Anacleto era un hombre mayor y arrugado, se notaba que el tiempo había dejado marca en la piel de su rostro. Años de alegrías y de lágrimas podían intuirse en sus ojos y boca. Sin embargo pese a su apariencia desgastada Anacleto tenía una mente despierta, lúcida, capaz de captar todos los matíces que su entorno le ofrecía. Aún recordaba con precisión qué había desayunado, cómo había dejado a su nieto en la escuela e incluso podía enumerar todas y cada una de las cosas que llevaba en su viejo maletín.
Anacleto compró el periódico y se dirigió a la estación. Allí compró un billete y subió al tren.

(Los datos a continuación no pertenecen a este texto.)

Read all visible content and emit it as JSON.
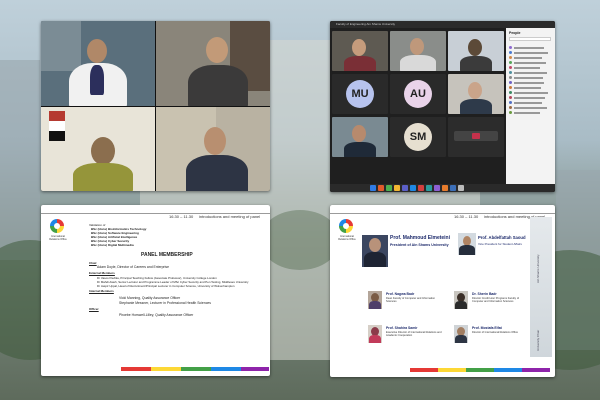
{
  "teams": {
    "window_title": "Faculty of Engineering Ain Shams University",
    "people_header": "People",
    "participants": [
      {
        "initials": "MU",
        "color": "#b7c3ee"
      },
      {
        "initials": "AU",
        "color": "#e9d3e9"
      },
      {
        "initials": "SM",
        "color": "#e6dfd0"
      }
    ]
  },
  "slide_left": {
    "time": "16.30 – 11.30",
    "topic": "introductions and meeting of panel",
    "validation_of": "Validation of",
    "programmes": [
      "BSc (Hons) Bioinformatics Technology",
      "BSc (Hons) Software Engineering",
      "BSc (Hons) Artificial Intelligence",
      "BSc (Hons) Cyber Security",
      "BSc (Hons) Digital Multimedia"
    ],
    "panel_title": "PANEL MEMBERSHIP",
    "chair_label": "Chair",
    "chair": "Adam Doyle, Director of Careers and Enterprise",
    "external_label": "External Members",
    "externals": [
      "Dr Vasos Pavlika, Principal Teaching Fellow (Associate Professor), University College London",
      "Dr Mahdi Aiash, Senior Lecturer and Programme Leader of MSc Cyber Security and Pen Testing, Middlesex University",
      "Dr Jaspir Uppal, Head of Recruitment/Principal Lecturer in Computer Science, University of Wolverhampton"
    ],
    "internal_label": "Internal Members",
    "internals": [
      "Vicki Manning, Quality Assurance Officer",
      "Stephanie Messner, Lecturer in Professional Health Sciences"
    ],
    "officer_label": "Officer",
    "officer": "Phoebe Horswell-Lilley, Quality Assurance Officer"
  },
  "slide_right": {
    "time": "16.30 – 11.30",
    "topic": "introductions and meeting of panel",
    "p1_name": "Prof. Mahmoud Elmeteini",
    "p1_role": "President of Ain Shams University",
    "p2_name": "Prof. Abdelfattah Saoud",
    "p2_role": "Vice President for Student Affairs",
    "p3_name": "Prof. Nagwa Badr",
    "p3_role": "Dean Faculty of Computer and Information Sciences",
    "p4_name": "Dr. Sherin Badr",
    "p4_role": "Director Credit Hour Programs Faculty of Computer and Information Sciences",
    "p5_name": "Prof. Shahira Samir",
    "p5_role": "Executive Director of International Relations and Academic Cooperation",
    "p6_name": "Prof. Mostafa Elfat",
    "p6_role": "Director of International Relations Office",
    "side_label_1": "Ain Shams University",
    "side_label_2": "University Chair"
  },
  "logo_caption": "International Relations Office",
  "colors": {
    "bar": [
      "#e53935",
      "#fdd835",
      "#43a047",
      "#1e88e5",
      "#8e24aa"
    ]
  }
}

Se sentó en el primer asiento libre que encontró y aunque el tren iba casi vacío Anacleto podía escuchar a un par de mujeres sentadas al fondo del vagón.
Al cabo de dos horas el tren había llegado a su destino, bajó y tomó un enorme bocanada de aire. Aquello le quitó diez años de encima de un plumazo. Anacleto salió de la estación y caminó hacia el centro del pueblo. Aunque estaba un poco despistado recordó el camino, al fin y al cabo lo había recorrido centenares de veces hace ya demasiados años. Empezó a recordar todos aquellos lugares, la fuente de donde salía un potente chorro de agua helada, el banco de piedra junto a la puerta de la iglesia, la chimenea humeante de la panadería, los adoquines de la calle, la plaza donde tocaba la orquesta en verano y un poco apartado, en lo alto de la colina estaba el castillo que tan buenos recuerdos le traía. Se sentó a contemplar todo aquello con ojos curiosos, como si fuera un turista recién llegado de la ciudad. Una persona se acercó a él por detrás, le tocó levemente el hombro y soltó un alegre "¡Buenos días Anacleto!". Era ella. Anacleto sonrió y pudo disfrutar de unos de esos breves y escasos instantes de pura felicidad.